DAS IST DIE HOMEPAGE VON MARTIN LUKSAN UND DES VEREINS FÜR RHETORIK UND BILD

 
  STARTSEITE


Fünf Prinzipien der Fotografie

an Hand von Fotos von Ingrid Stanka

1. Die Perspektive (der Bildausschnitt, die Kameraposition) gibt am deutlichsten das Verhältnis des Fotografen zum Objekt wider. Oft tritt er ein paar Schritte zurück oder steigt er auf die ersten Sprossen einer Leiter, nicht um mehr Gegenstände ins Bild zu bekommen, sondern um seine Beziehung zum Objekt zu betonen. ZB. die Windmaschinen sind auf hohen Stangen angebracht, also nimmt er das stehende Maisfeld mit ins Bild. Er geht vielleicht sogar in die Knie, um die Höhe der Maispflanzen zu zeigen. Der Fotograf kann überlegen, ehrfurchtsvoll oder in Augenhöhe sein Objekt anschauen.

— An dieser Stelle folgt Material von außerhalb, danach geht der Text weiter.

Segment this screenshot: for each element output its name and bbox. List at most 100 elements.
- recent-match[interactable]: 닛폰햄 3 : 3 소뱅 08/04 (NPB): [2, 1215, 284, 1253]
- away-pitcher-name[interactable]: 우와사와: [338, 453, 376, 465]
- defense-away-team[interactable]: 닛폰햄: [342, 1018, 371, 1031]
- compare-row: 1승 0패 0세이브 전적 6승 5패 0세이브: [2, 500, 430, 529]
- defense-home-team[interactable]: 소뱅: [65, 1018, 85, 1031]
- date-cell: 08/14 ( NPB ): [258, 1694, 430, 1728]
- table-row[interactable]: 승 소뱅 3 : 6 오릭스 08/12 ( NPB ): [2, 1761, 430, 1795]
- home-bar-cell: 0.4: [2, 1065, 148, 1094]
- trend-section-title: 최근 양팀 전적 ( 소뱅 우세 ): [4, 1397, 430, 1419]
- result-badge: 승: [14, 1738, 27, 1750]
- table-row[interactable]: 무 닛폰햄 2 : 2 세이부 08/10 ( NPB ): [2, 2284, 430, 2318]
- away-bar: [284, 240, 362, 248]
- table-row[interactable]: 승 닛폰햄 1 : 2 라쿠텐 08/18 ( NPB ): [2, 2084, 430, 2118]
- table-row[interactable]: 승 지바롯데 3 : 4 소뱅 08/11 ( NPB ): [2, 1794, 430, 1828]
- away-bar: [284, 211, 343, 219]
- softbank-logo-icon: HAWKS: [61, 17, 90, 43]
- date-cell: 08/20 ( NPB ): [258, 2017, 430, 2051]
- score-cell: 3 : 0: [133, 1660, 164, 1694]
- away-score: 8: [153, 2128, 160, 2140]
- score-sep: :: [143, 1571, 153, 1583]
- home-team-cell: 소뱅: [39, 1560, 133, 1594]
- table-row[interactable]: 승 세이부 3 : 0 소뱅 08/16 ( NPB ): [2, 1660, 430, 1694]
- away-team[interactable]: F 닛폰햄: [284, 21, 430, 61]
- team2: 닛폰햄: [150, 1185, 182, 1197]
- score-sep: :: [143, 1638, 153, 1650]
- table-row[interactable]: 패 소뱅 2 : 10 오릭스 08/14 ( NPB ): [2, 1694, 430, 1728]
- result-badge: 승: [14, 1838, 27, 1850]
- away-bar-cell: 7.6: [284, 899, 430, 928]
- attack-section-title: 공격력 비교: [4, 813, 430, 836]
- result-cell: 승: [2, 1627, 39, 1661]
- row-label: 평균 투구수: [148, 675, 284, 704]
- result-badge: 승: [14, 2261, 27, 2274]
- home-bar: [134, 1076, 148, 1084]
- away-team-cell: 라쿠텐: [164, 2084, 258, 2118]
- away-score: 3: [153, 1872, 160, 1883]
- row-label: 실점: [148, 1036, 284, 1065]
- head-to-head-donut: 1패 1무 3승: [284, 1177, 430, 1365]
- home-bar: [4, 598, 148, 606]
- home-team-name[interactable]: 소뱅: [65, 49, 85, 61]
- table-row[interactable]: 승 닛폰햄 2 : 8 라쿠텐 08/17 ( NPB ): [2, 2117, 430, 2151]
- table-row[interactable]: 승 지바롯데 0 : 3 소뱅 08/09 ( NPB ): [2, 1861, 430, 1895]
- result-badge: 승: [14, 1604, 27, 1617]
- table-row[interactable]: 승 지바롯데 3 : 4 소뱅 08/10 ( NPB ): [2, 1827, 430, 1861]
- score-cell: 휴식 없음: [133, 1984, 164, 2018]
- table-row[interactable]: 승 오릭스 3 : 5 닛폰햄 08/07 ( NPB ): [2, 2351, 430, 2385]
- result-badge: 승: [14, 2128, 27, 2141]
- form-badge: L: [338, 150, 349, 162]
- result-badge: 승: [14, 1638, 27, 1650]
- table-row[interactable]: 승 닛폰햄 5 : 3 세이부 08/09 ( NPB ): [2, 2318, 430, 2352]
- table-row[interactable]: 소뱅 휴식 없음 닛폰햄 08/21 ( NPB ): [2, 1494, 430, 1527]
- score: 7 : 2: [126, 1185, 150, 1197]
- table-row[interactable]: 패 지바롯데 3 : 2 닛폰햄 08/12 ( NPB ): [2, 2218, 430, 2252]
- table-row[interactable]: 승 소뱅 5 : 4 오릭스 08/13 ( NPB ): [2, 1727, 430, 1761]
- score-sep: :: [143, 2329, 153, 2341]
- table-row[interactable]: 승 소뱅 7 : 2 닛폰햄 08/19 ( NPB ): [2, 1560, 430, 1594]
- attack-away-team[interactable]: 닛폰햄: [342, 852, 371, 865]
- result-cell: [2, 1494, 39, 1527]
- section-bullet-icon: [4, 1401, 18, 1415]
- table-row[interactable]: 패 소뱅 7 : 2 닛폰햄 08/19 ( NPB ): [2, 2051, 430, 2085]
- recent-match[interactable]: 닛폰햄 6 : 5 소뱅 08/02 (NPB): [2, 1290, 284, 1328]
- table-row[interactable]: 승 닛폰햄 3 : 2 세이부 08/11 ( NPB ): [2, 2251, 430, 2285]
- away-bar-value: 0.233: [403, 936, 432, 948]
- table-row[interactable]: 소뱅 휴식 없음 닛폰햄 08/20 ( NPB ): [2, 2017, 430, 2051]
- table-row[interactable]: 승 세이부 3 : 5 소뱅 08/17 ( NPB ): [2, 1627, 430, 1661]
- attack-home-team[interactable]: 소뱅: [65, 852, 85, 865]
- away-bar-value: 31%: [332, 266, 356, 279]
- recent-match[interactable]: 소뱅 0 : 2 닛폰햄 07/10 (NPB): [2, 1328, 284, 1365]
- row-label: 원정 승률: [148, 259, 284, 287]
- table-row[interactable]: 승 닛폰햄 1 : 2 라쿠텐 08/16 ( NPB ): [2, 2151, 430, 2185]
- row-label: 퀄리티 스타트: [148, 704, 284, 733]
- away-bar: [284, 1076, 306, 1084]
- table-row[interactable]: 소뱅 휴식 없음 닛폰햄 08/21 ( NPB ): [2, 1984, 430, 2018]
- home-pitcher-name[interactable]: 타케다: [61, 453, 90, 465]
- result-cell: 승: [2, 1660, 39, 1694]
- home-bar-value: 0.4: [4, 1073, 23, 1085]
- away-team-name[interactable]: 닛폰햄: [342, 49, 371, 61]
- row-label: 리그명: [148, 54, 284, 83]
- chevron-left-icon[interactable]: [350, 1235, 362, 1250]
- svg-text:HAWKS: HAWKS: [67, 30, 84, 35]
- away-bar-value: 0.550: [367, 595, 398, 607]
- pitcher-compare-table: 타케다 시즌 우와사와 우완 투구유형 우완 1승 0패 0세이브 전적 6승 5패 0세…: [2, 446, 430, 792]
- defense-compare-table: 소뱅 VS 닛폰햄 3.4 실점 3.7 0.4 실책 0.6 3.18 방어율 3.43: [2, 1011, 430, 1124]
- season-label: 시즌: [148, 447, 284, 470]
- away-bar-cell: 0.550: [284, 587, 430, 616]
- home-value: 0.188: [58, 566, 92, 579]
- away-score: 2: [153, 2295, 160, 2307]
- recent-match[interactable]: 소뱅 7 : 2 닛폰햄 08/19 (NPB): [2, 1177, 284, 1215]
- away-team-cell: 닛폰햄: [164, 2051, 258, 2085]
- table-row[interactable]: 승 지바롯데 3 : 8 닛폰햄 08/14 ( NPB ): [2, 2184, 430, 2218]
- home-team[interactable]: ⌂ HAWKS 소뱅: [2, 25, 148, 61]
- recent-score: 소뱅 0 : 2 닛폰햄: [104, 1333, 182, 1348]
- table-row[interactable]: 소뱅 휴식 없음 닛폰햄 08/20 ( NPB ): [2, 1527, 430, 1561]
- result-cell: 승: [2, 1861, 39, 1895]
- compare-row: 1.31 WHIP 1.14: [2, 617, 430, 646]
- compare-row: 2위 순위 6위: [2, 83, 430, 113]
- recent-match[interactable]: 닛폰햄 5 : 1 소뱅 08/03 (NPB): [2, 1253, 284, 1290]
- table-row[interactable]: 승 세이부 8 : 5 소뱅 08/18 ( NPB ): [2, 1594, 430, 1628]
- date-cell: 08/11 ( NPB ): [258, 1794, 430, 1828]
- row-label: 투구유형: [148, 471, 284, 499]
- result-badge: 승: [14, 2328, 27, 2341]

2. Das Bildobjekt enthält Details wie das Netz über dem Strohballen oder die Stange für den Eimer des Ziehbrunnens, die man entweder schon vergessen oder noch nie gesehen hat und die nun den Bildinhalt lebendig machen. Das heißt umgekehrt, dass ein Foto mit lauter sattsam bekannten Details respektive ohne echte Bildinformationen unlebendig wirkt. Ein Beispiel dafür sind die Ansichtskarten, die die Welt genauso zeigen, wie sie aus vielen, anderen Bildern schon bekannt ist.

3. Die Farbe eines Ackers, einer Wiese oder eines Himmels wird naturgetreu wider gegeben, wie im Bild vom Weinberg im Vordergrund und der braunen Scholle im Hintergrund. Es ist von Übel, wenn der Fotograf diese natür-lichen Farben ohne einen präzisen Sinn durch einen Filter verändert. Denn auch die natürliche Farbe ist eine Information. Der Fotograf im Wasser des flachen Sees, der schwarz wie ein Scherenschnitt ist, bedeutet deshalb keine Effekthascherei, weil das Objekt im Restlicht seine Farbe verliert. Der Mond als weißer Ball im dreifarbigen Claireobscur ist eine echte Information, weil einem die Farbabstufungen zu dieser Tageszeit nicht bewusst sind.

4. Das weiße Licht gilt als Nullinformation, insofern es nur über die Tageszeit etwas aussagt. Bei Farbbildern macht es weniger stark die Stimmung als bei Schwarzweißfotos. Mit Licht und Schatten arbeitete die alte Malerei, dann die Schwarzweißfotografie und schließlich noch einmal die Malerei. Das Gegenlicht im Kinofilm ist die künstliche Lichtquelle außerhalb des Filmbildes. Der Fotograf soll Gegenlicht nur verwenden, wenn er eine äußerste Künstlichkeit bewusst herbeiführen will. Das Licht auf Wasserlachen oder auf Glas und Metall hat die Fotografie um 1910, die noch geglaubt hat, sie müssen wie die Malerei arbeiten, maniriert vor Augen geführt.

5. Die größte Leistung eines Fotos ist das Punctum bei Porträts von Menschen oder Menschengruppen.Der Fotograf sieht einen Mann, der einen hohen Stapel mit leeren Kisten trägt, drückt aber noch nicht ab, sondern wartet bis eine Mutter mit Kind den Kistenträger erblickt. Sobald der verwunderte Gesichtsausdruck des Kindes zu sehen ist, drückt er ab und hat dadurch die Korrespondenz zweier Systeme im Bild, die ansonsten nebeneinander abgelaufen wären. Das Punctum kann bühnenartig inszeniert werden (Robert Doisneau, Leo Kandl), in der Regel ist es nur der Zufall, für den der Fotograf einen sechsten Sinn besitzt (Robert Capa, Henri Cartier Bresson). Bei Tierporträts ist das Punctum nurin abgeschwächter Form gegeben, weil die Mimik des Tieres geringer ausgeprägt ist als die des Menschen. Sonderformen des existentiellen Porträts findet man dort, wo der Fotograf in eine soziale Szene brutal hineinschießt (Weegee, Diane Arbus) oder wo er so lange geduldig wartet, bis sein Gegenüber das verheimlichte Innere durch Mimik oder Gestik endlich verrät (Foto: Barbara Pflaum, Porträt von Hans Weigel, Imagno).